Capucine. We must have said her name 200 times in five hours. We lift her onto the stretcher, and the vet covers her body with a blanket. We lift her out our front door and place her in the vet’s trunk, the last of many lifts. I pull the blanket at her cheek over her face so she won’t get rain in her eyes.
We cover her face before the vet closes her trunk. She touches Cap’s head lightly too and drives away. Then we hold each other in the rain. It feels good. Not quite closure, more like balm.
Freedom, of an awful variety. Even before we got her, we knew we'd lose her one day.
“Wanna go for a walk with me?” asks Karine. And we grab our rain jackets and set off to the field, in thunder and lightning and big rain.
&&&&
I didn’t sleep well all weekend but I can’t sleep that night. I hallucinate the sounds of her breathing, sometimes ragged, sometimes dreaming, in the fan.
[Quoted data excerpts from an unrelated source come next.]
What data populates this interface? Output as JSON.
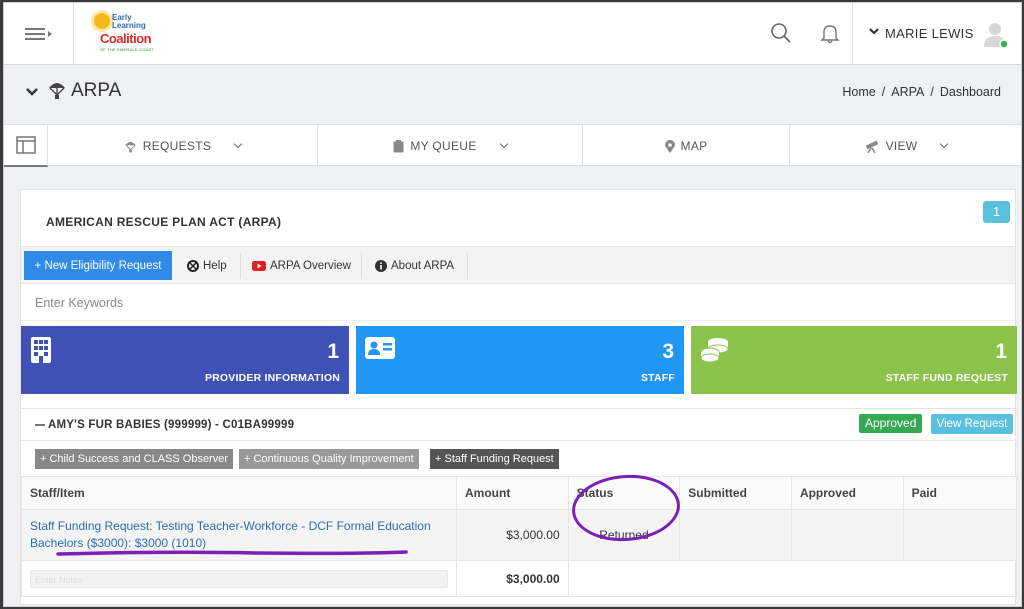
{
  "header": {
    "logo": {
      "line1": "Early",
      "line2": "Learning",
      "line3": "Coalition",
      "line4": "OF THE EMERALD COAST"
    },
    "user_name": "MARIE LEWIS"
  },
  "page": {
    "title": "ARPA",
    "breadcrumb": [
      "Home",
      "ARPA",
      "Dashboard"
    ]
  },
  "nav": {
    "items": [
      {
        "label": "REQUESTS",
        "icon": "parachute-icon",
        "has_caret": true
      },
      {
        "label": "MY QUEUE",
        "icon": "clipboard-icon",
        "has_caret": true
      },
      {
        "label": "MAP",
        "icon": "map-pin-icon",
        "has_caret": false
      },
      {
        "label": "VIEW",
        "icon": "telescope-icon",
        "has_caret": true
      }
    ]
  },
  "panel": {
    "title": "AMERICAN RESCUE PLAN ACT (ARPA)",
    "count": "1",
    "toolbar": {
      "new_request": "+ New Eligibility Request",
      "help": "Help",
      "overview": "ARPA Overview",
      "about": "About ARPA"
    },
    "keyword_placeholder": "Enter Keywords",
    "cards": [
      {
        "value": "1",
        "label": "PROVIDER INFORMATION",
        "color": "#3f51b5"
      },
      {
        "value": "3",
        "label": "STAFF",
        "color": "#2196f3"
      },
      {
        "value": "1",
        "label": "STAFF FUND REQUEST",
        "color": "#8bc34a"
      }
    ]
  },
  "provider": {
    "name": "AMY'S FUR BABIES (999999) - C01BA99999",
    "status_badge": "Approved",
    "view_button": "View Request",
    "tags": [
      "+ Child Success and CLASS Observer",
      "+ Continuous Quality Improvement",
      "+ Staff Funding Request"
    ],
    "table": {
      "headers": [
        "Staff/Item",
        "Amount",
        "Status",
        "Submitted",
        "Approved",
        "Paid"
      ],
      "row": {
        "item": "Staff Funding Request: Testing Teacher-Workforce - DCF Formal Education Bachelors ($3000): $3000 (1010)",
        "amount": "$3,000.00",
        "status": "Returned",
        "submitted": "",
        "approved": "",
        "paid": ""
      },
      "total": "$3,000.00",
      "notes_placeholder": "Enter Notes"
    }
  },
  "colors": {
    "primary": "#2f8ae8",
    "info": "#5bc0de",
    "success": "#34a853",
    "annotation": "#7c1fb6"
  }
}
I go downstairs to get rid of the saline shots I used to flush Cap’s line during the day. Pop those into the needle box filled with all her allergy syringes. I hear scratches that sound like her moving above me.
I don’t want to be further away from her, from a day she isn’t alive. Hence, no sleep. I have felt this space widen before and I don’t like it.
She was so youthful, even last year people would ask us how old she was and we’d say, eight, and they’d say, months?, and we'd say, no, years.
Ultimately, we never knew Cap as an old dog. Just as a young dog and, of course, as a good one.